Viktor Lukashenko was previously the national Olympic body’s vice president under his father, whose disputed victory in state elections last August led to ongoing protests in the former Soviet republic.

Both men were suspended by the International Olympic Committee in December for failing to protect athletes who took part in protests from discrimination.

“This is contrary to the fundamental principles of the Olympic Charter and therefore seriously affects the reputation of the Olympic movement,” IOC president Thomas Bach said in December.

Asked on Wednesday about the pending vote in Belarus, Bach said the IOC was monitoring but he would not speculate on possible consequences.

Alexander Lukashenko urged delegates to vote for his son in a statement posted on the national Olympic body’s website.

“There will be no theft, corruption, misuse of money under his leadership,” Alexander Lukashenko said. “Athletes and coaches will be treated kind and fair.”

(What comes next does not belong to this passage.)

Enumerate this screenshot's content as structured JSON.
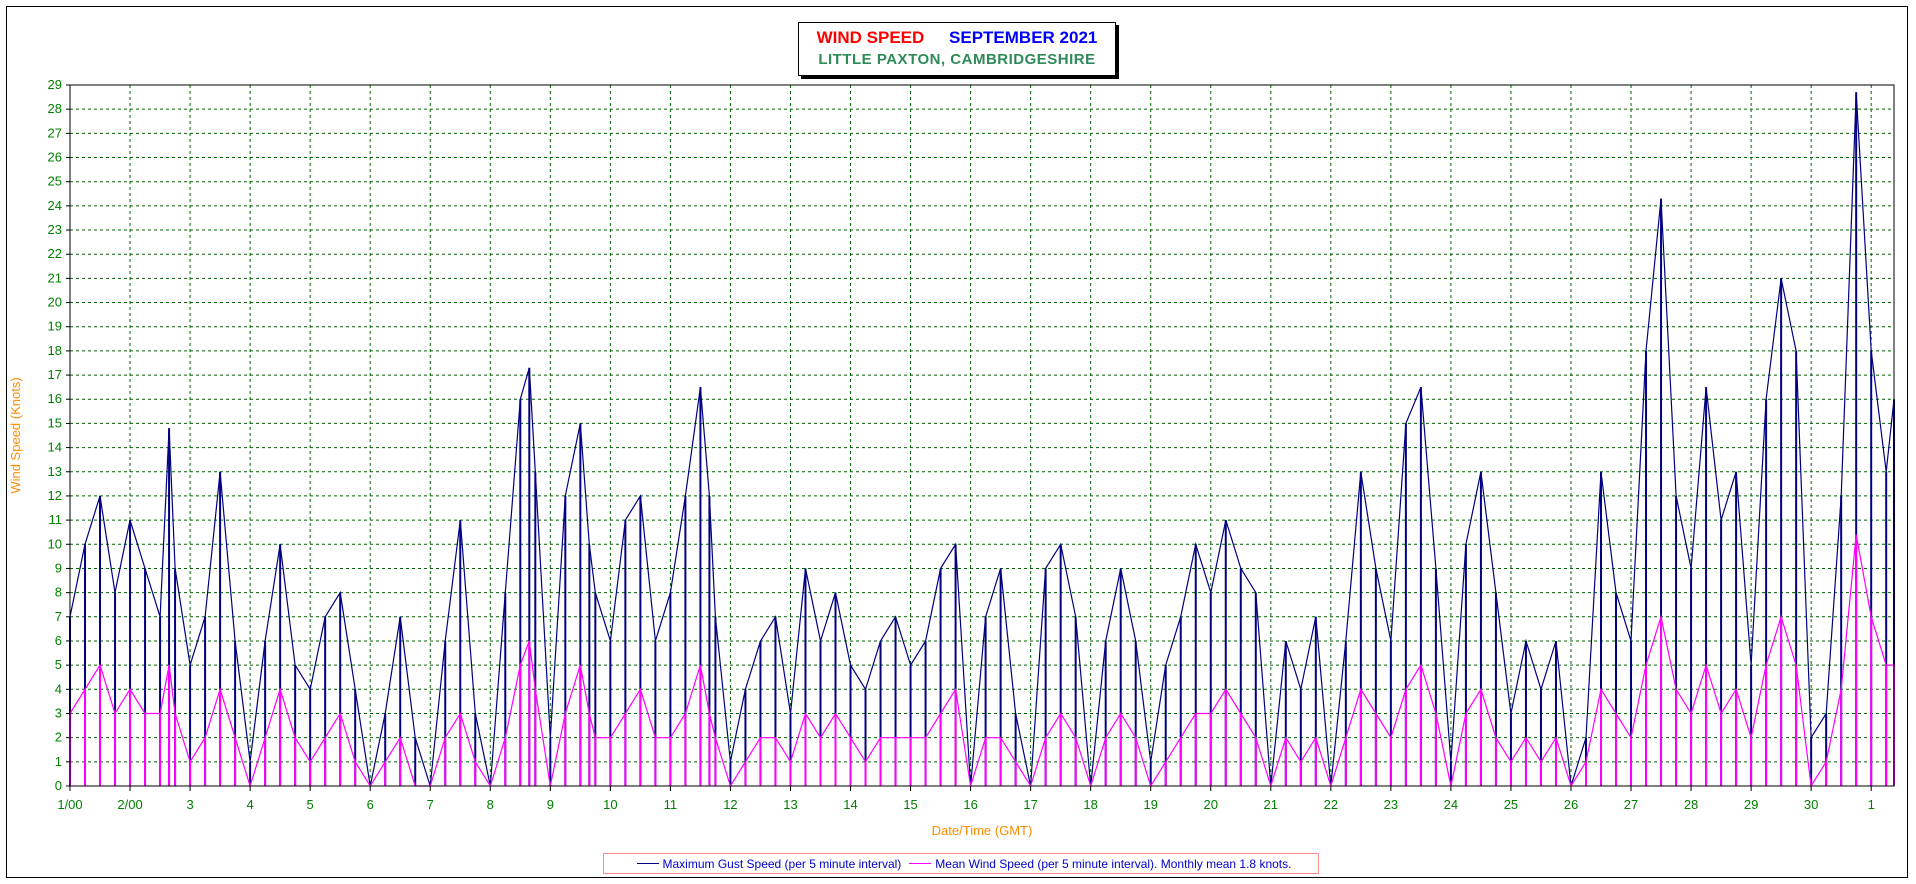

Viktor Lukashenko, who advises his father on national security, is also under European Union sanctions that prevent him from traveling in the 27-nation bloc.

The EU has not recognized the state election result that returned Alexander Lukashenko for a sixth term.

Neither of the Lukashenkos is currently allowed to attend the Tokyo Olympics, which are scheduled to open on July 23.

“As for me, I will still keep in touch with what is going on in sport,” Alexander Lukashenko said Friday.

The IOC will continue to help fund Belarusian athletes preparing for upcoming Olympics by paying scholarship money directly to them. Payments to the Belarusian OIympic Committee have stopped.